There are different categories of videos in the dataset, and these are the number of videos in each category.


I am surpised by the number of videos in some of the categories or the categorization itself. There is a category on People & Blogs - I am not sure what it refers to. I do know artists have their own channels and YouTube is a more lively form of a blog, but there is also Music (some of the channels there might also be by music artists). While I try and understand how the different videos are categorized, let us look at some other stats.

Let us find out how many aggregate views each of the different categories has:

cat_view_count_df = yt_us.groupby(['categoryId'])['view_count'].agg(['sum'])

chart = sns.barplot(
        data=cat_view_count_df,
        x='categoryId',
        y='view_count',
        palette='Set2',
        order=cat_view_count_df.sort_values('view_count', ascending=False).category
)


Not surprisingly, Music, Entertainment and Gaming are right at the top. Unfortunately, Education category is way behind. I find YouTube as a wonderful source of education. But may be this is due to Coursera, Udacity, etc. having their own video encoders and decoders and do not have their content on YouTube.

Let us see which were the Top 50 most viewed videos during the time period, in the U.S.

# create a new column 'count_max_view' to collect max view_count
yt_us['count_max_view'] = yt_us.groupby(['video_id'])['view_count'].transform(max)
# sort the column so that we can pick out the top 50
top50 = yt_us[yt_us['view_count'] == yt_us['count_max_view']].sort_values(by=['count_max_view'], 
                                                                          ascending=False).head(50)
# remove non alpha-numeric characters from the titles
top50.title = top50.title.str.replace('[^a-zA-Z0-9]', '')

And let us plot the dataset to see which ones are on the top:

fig = sns.catplot(
            data=top50,
            x='title',
            y='view_count',
            kind='bar',
            palette='muted',
            aspect=2,
            legend=False
)


Since I am fond of Education, I would like to see which YouTube channels have maxinum number of views and check if any of my favourite channels appear in the list.

yt_edu = yt_us[yt_us['categoryId'] == 'Education']
yt_edu = yt_edu.groupby(['channelTitle'])['view_count'].agg(['sum'])
chart = sns.barplot(
        data=yt_edu,
        x='channelTitle',
        y='view_count',
        palette='Set2',
        order=yt_edu.sort_values('view_count', ascending=False).channelTitle
)


I see a lot of interesting channels - Khan Academy seems to have just made it to the list.
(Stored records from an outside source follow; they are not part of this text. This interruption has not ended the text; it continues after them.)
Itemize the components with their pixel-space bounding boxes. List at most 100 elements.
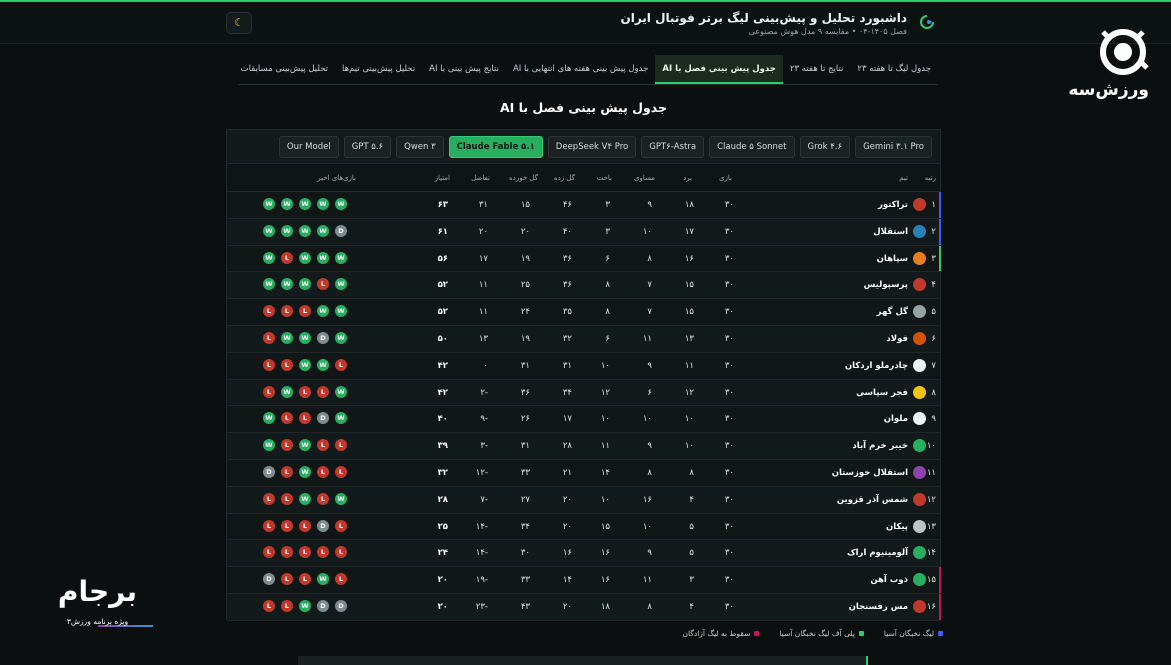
cell-played: ۳۰ [724,601,734,612]
cell-gf: ۲۰ [562,601,572,612]
cell-played: ۳۰ [724,333,734,344]
cell-won: ۱۷ [684,226,694,237]
model-button-2[interactable]: Grok ۴.۶ [799,135,851,158]
form-badge: D [335,224,347,237]
model-button-9[interactable]: Our Model [278,135,339,158]
table-row[interactable]: ۵ گل گهر ۳۰ ۱۵ ۷ ۸ ۳۵ ۲۴ ۱۱ ۵۲ W W L L L [227,299,940,326]
model-button-6[interactable]: Claude Fable ۵.۱ [448,135,543,158]
team-logo-icon [913,573,926,587]
table-row[interactable]: ۳ سپاهان ۳۰ ۱۶ ۸ ۶ ۳۶ ۱۹ ۱۷ ۵۶ W W W L W [227,245,941,273]
form-badge: W [299,492,311,505]
tab-7[interactable]: تحلیل پیش‌بینی مسابقات [240,64,329,74]
cell-team: تراکتور [877,200,908,210]
tab-1[interactable]: جدول لیگ تا هفته ۲۳ [857,64,931,74]
team-logo-icon [913,305,926,319]
cell-lost: ۸ [605,280,610,291]
form-badge: W [299,439,311,452]
form-badge: D [317,412,329,425]
varzesh3-logo-icon [1100,29,1149,75]
cell-drawn: ۹ [647,548,652,559]
cell-ga: ۳۴ [520,521,530,532]
model-button-5[interactable]: DeepSeek V۴ Pro [547,135,637,158]
model-button-4[interactable]: GPT۶-Astra [641,135,705,158]
cell-drawn: ۱۰ [642,414,652,425]
form-badge: W [335,198,347,210]
zone-indicator [939,245,941,272]
table-row[interactable]: ۱۲ شمس آذر قزوین ۳۰ ۴ ۱۶ ۱۰ ۲۰ ۲۷ -۷ ۲۸ W L W L L [227,486,940,514]
table-row[interactable]: ۲ استقلال ۳۰ ۱۷ ۱۰ ۳ ۴۰ ۲۰ ۲۰ ۶۱ D W W W W [227,218,941,246]
table-row[interactable]: ۶ فولاد ۳۰ ۱۳ ۱۱ ۶ ۳۲ ۱۹ ۱۳ ۵۰ W D W W L [227,325,940,353]
team-logo-icon [913,439,926,453]
cell-rank: ۹ [931,414,936,425]
model-button-8[interactable]: GPT ۵.۶ [343,135,392,158]
cell-drawn: ۱۱ [642,333,652,344]
page-subtitle: فصل ۱۴۰۵-۰۴ • مقایسه ۹ مدل هوش مصنوعی [748,27,907,36]
table-row[interactable]: ۱ تراکتور ۳۰ ۱۸ ۹ ۳ ۴۶ ۱۵ ۳۱ ۶۳ W W W W W [227,192,941,219]
team-logo-icon [913,198,926,211]
table-row[interactable]: ۱۵ ذوب آهن ۳۰ ۳ ۱۱ ۱۶ ۱۴ ۳۳ -۱۹ ۲۰ L W L L D [227,567,941,594]
bottom-strip [298,656,868,665]
tab-3[interactable]: جدول پیش بینی فصل با AI [655,55,783,84]
form-badge: W [281,331,293,344]
cell-played: ۳۰ [724,467,734,478]
cell-pts: ۳۹ [437,441,448,452]
cell-lost: ۳ [605,200,610,210]
zone-indicator [939,192,941,218]
tab-5[interactable]: نتایج پیش بینی با AI [429,64,499,74]
tab-4[interactable]: جدول پیش بینی هفته های انتهایی با AI [512,64,649,74]
form-badge: L [281,439,293,452]
table-row[interactable]: ۱۱ استقلال خوزستان ۳۰ ۸ ۸ ۱۴ ۲۱ ۳۳ -۱۲ ۳۲ L L W L D [227,460,940,487]
cell-gd: -۷ [480,494,488,505]
table-row[interactable]: ۱۶ مس رفسنجان ۳۰ ۴ ۸ ۱۸ ۲۰ ۴۳ -۲۳ ۲۰ D D W L L [227,593,941,621]
tab-6[interactable]: تحلیل پیش‌بینی تیم‌ها [342,64,416,74]
form-badge: L [281,519,293,532]
form-badge: L [317,385,329,398]
table-row[interactable]: ۱۰ خیبر خرم آباد ۳۰ ۱۰ ۹ ۱۱ ۲۸ ۳۱ -۳ ۳۹ L L W L W [227,433,940,460]
cell-played: ۳۰ [724,307,734,318]
table-row[interactable]: ۹ ملوان ۳۰ ۱۰ ۱۰ ۱۰ ۱۷ ۲۶ -۹ ۴۰ W D L L W [227,406,940,434]
cell-gd: -۱۴ [475,521,488,532]
cell-drawn: ۸ [647,467,652,478]
cell-gf: ۴۰ [562,226,572,237]
form-badge: L [263,305,275,318]
form-badge: L [263,331,275,344]
table-row[interactable]: ۱۴ آلومینیوم اراک ۳۰ ۵ ۹ ۱۶ ۱۶ ۳۰ -۱۴ ۲۴ L L L L L [227,540,940,568]
cell-team: سپاهان [876,253,908,264]
form-badge: L [335,465,347,478]
table-row[interactable]: ۴ پرسپولیس ۳۰ ۱۵ ۷ ۸ ۳۶ ۲۵ ۱۱ ۵۲ W L W W W [227,272,940,300]
cell-gf: ۲۰ [562,494,572,505]
form-badge: L [281,465,293,478]
model-button-7[interactable]: Qwen ۳ [396,135,444,158]
model-button-3[interactable]: Claude ۵ Sonnet [709,135,795,158]
form-badge: L [299,305,311,318]
cell-won: ۵ [689,521,694,532]
cell-lost: ۱۴ [600,467,610,478]
cell-pts: ۵۶ [437,253,448,264]
table-row[interactable]: ۷ چادرملو اردکان ۳۰ ۱۱ ۹ ۱۰ ۳۱ ۳۱ ۰ ۴۲ L W W L L [227,353,940,380]
brand-name: ورزش‌سه [1068,80,1149,100]
theme-toggle-button[interactable]: ☾ [226,12,252,34]
form-badge: L [299,412,311,425]
cell-gd: -۱۹ [475,575,488,586]
tab-2[interactable]: نتایج تا هفته ۲۳ [789,64,844,74]
cell-drawn: ۶ [647,387,652,398]
cell-lost: ۱۰ [600,360,610,371]
form-badge: W [281,278,293,291]
cell-gd: -۱۴ [475,548,488,559]
cell-ga: ۱۵ [520,200,530,210]
legend-item: سقوط به لیگ آزادگان [682,629,760,638]
dashboard-logo-icon [920,15,934,29]
cell-rank: ۱۵ [926,575,936,586]
form-badge: L [281,573,293,586]
model-button-1[interactable]: Gemini ۳.۱ Pro [855,135,932,158]
cell-gf: ۳۲ [562,333,572,344]
cell-won: ۱۶ [684,253,694,264]
table-row[interactable]: ۱۳ پیکان ۳۰ ۵ ۱۰ ۱۵ ۲۰ ۳۴ -۱۴ ۲۵ L D L L L [227,514,940,541]
cell-lost: ۱۲ [600,387,610,398]
table-row[interactable]: ۸ فجر سپاسی ۳۰ ۱۲ ۶ ۱۲ ۳۴ ۳۶ -۲ ۴۲ W L L W L [227,379,940,407]
form-badge: L [281,305,293,318]
cell-played: ۳۰ [724,360,734,371]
I also see a channel YouTube. I see lots of interesting channel names and I hope to spend more time exploring those on YouTube very soon.

The YouTube dataset is also available for other geographies. Someday, I would like to compare how the interests in different geographies differ by comparing YouTube channels’ popularity. It may not be an accurate representation of interests at all, but it should be a fun exercise.